Their on-screen relationship as Freddie and Stuart is very different as the couple have “fallen into the habit of being horrid to each other”, says McKellen.

“Although they’ve got into this habit, they clearly still love each other in the way that people who’ve been together for nearly 50 years do. They’ve survived.

Anyone who was gay in the 1970s was rather heroic. When Freddie and Stuart first knew each other, it was actually illegal. But they’ve come through thick and thin together, and are still incredibly close. They’re not aware of much outside their own flat. They keep their curtains closed to the outside world. The serious point is that for much of their lives they have had to live privately.”

THE experienced theatre actors have enjoyed recording the series in front of a studio audience.

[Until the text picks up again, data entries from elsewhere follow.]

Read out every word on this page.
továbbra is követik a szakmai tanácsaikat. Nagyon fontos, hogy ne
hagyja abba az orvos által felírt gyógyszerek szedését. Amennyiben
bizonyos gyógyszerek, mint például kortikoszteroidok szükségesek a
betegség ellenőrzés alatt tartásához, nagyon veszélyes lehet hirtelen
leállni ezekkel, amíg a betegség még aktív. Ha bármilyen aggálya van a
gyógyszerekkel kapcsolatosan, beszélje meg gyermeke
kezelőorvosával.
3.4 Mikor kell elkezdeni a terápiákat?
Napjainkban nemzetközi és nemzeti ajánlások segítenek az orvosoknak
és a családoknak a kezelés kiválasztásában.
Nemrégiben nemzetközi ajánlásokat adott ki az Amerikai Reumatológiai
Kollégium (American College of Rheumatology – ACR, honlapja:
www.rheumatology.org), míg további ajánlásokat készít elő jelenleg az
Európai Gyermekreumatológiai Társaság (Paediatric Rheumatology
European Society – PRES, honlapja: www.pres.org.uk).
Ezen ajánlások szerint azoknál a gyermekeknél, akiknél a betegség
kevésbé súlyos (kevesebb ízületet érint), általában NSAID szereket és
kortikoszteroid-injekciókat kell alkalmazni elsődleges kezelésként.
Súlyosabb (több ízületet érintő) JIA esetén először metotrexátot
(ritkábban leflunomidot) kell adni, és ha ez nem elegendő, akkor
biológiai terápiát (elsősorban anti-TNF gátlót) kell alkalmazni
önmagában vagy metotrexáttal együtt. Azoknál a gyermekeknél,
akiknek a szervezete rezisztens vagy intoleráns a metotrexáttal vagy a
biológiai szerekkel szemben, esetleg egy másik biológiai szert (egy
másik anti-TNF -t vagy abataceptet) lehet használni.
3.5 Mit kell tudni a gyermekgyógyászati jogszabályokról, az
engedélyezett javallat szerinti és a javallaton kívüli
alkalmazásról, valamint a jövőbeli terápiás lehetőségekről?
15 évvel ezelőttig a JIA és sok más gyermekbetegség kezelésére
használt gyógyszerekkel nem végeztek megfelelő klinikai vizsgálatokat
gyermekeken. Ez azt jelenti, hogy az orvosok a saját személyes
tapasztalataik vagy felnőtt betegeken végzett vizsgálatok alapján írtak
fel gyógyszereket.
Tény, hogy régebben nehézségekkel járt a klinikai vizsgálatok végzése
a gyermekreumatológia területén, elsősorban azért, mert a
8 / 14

“It gives you a huge adrenaline rush which you might not get otherwise. I get nervous beforehand, but once you’re on stage, the studio audience really gives you a buzz. It’s a wonderful thrill,” says Jacobi.

McKellen admits to enjoying it too after an initial confusion. “You think the audience is out there, but you have to remember that you are also playing to an audience down the camera,” he explains.

“You have to rely on the wonderful director, Ed Bye, who is a veteran of this type of comedy, to make sure you get the level right. Also, at first it’s worrying as you think, ‘Am I going to remember the lines?’.

“In the theatre you have more rehearsal time, and in film you can stop and start. But with this, you just have to keep going. However, it’s really useful to have the studio there because they tell you exactly what’s funny.”